So profile to find exactly what is slow.

### Why use python then?

* Python works very well as *glue* for libraries of all kinds of languages
* Python has a rich ecosystem for data science, physics, algorithms, astronomy

### Example: Number of Islands

Find all groups of pixels, that survived the cleaning

In [None]:
from ctapipe.image import toymodel
from ctapipe.instrument import CameraGeometry


camera = CameraGeometry.from_name('LSTCam')
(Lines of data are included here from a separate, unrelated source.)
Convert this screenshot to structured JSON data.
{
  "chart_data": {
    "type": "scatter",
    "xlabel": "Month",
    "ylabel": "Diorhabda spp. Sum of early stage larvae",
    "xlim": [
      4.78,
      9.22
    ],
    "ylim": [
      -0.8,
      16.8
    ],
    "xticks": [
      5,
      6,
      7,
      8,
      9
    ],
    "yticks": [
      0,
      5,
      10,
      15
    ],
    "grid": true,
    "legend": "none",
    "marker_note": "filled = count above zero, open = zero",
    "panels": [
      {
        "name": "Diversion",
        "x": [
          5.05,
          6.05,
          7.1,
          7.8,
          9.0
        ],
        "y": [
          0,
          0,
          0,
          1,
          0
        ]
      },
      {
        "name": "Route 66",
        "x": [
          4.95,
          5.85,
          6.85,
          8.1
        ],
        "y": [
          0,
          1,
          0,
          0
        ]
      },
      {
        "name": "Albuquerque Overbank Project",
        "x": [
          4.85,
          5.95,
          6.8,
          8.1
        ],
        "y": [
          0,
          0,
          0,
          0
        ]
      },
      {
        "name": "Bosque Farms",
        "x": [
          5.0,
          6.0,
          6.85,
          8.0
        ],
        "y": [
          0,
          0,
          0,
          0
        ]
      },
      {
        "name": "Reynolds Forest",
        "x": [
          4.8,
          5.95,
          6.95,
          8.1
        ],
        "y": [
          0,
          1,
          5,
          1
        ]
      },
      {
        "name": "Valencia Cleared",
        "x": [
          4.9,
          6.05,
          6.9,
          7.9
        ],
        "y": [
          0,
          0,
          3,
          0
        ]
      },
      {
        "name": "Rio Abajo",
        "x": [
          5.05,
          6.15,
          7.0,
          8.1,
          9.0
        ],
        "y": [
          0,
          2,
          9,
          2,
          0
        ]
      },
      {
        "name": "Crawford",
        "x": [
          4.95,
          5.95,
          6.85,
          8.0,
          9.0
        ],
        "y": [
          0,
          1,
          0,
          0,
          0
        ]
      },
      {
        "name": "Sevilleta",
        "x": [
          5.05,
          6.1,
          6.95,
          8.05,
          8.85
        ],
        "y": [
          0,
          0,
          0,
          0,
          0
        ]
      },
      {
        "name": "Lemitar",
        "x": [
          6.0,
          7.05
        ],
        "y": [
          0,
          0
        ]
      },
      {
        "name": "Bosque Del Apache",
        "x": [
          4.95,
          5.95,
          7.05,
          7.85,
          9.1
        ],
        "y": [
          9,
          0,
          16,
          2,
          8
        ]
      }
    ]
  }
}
Let's create a toy images with several islands;

In [None]:
np.random.seed(42)

image = np.zeros(camera.n_pixels)


for i in range(9):
    
    model = toymodel.Gaussian(
        x=np.random.uniform(-0.8, 0.8) * u.m,
        y=np.random.uniform(-0.8, 0.8) * u.m,
        width=np.random.uniform(0.05, 0.075) * u.m,
        length=np.random.uniform(0.1, 0.15) * u.m,
        psi=np.random.uniform(0, 2 * np.pi) * u.rad,
    )

    new_image, sig, bg = model.generate_image(
        camera, 
        intensity=np.random.uniform(1000, 3000),
        nsb_level_pe=5
    )
    image += new_image

In [None]:
clean = tailcuts_clean(camera, image, picture_thresh=10, boundary_thresh=5, min_number_picture_neighbors=2)

In [None]:
disp = CameraDisplay(camera)
disp.image = image
disp.highlight_pixels(clean, color='xkcd:red', linewidth=1.5)
disp.add_colorbar()

In [None]:
def num_islands_python(camera, clean):
    ''' A breadth first search to find connected islands of neighboring pixels in the cleaning set'''
    
    # the camera geometry has a [n_pixel, n_pixel] boolean array
    # that is True where two pixels are neighbors
    neighbors = camera.neighbor_matrix
    
    island_ids = np.zeros(camera.n_pixels)
    current_island = 0
    
    # a set to remember which pixels we already visited
    visited = set()

    # go only through the pixels, that survived cleaning
    for pix_id in np.where(clean)[0]:
        if pix_id not in visited:
            # remember that we already checked this pixel
            visited.add(pix_id)
            
            # if we land in the outer loop again, we found a new island
            current_island += 1
            island_ids[pix_id] = current_island
            
            # now check all neighbors of the current pixel recursively
            to_check = set(np.where(neighbors[pix_id] & clean)[0])
            while to_check:
                pix_id = to_check.pop()
                
                if pix_id not in visited:    
                    visited.add(pix_id)
                    island_ids[pix_id] = current_island
                    
                    to_check.update(np.where(neighbors[pix_id] & clean)[0])
    
    n_islands = current_island
    return n_islands, island_ids

In [None]:
n_islands, island_ids = num_islands_python(camera, clean)

In [None]:
from matplotlib.colors import ListedColormap

cmap = plt.get_cmap('Paired')
cmap = ListedColormap(cmap.colors[:n_islands])
cmap.set_under('k')

disp = CameraDisplay(camera)
disp.image = island_ids
disp.cmap = cmap
disp.set_limits_minmax(0.5, n_islands + 0.5)
disp.add_colorbar()

In [None]:
%timeit num_islands_python(camera, clean)

In [None]:
from scipy.sparse.csgraph import connected_components

def num_islands_scipy(camera, clean):
    neighbors = camera.neighbor_matrix_sparse
    
    clean_neighbors = neighbors[clean][:, clean]
    num_islands, labels = connected_components(clean_neighbors, directed=False)
    
    island_ids = np.zeros(camera.n_pixels)
    island_ids[clean] = labels + 1
    
    return num_islands, island_ids

In [None]:
n_islands_s, island_ids_s = num_islands_scipy(camera, clean)

In [None]:
disp = CameraDisplay(camera)
disp.image = island_ids_s
disp.cmap = cmap
disp.set_limits_minmax(0.5, n_islands_s + 0.5)
disp.add_colorbar()

In [None]:
%timeit num_islands_scipy(camera, clean)

**A lot less code, and a factor 3 speed improvement**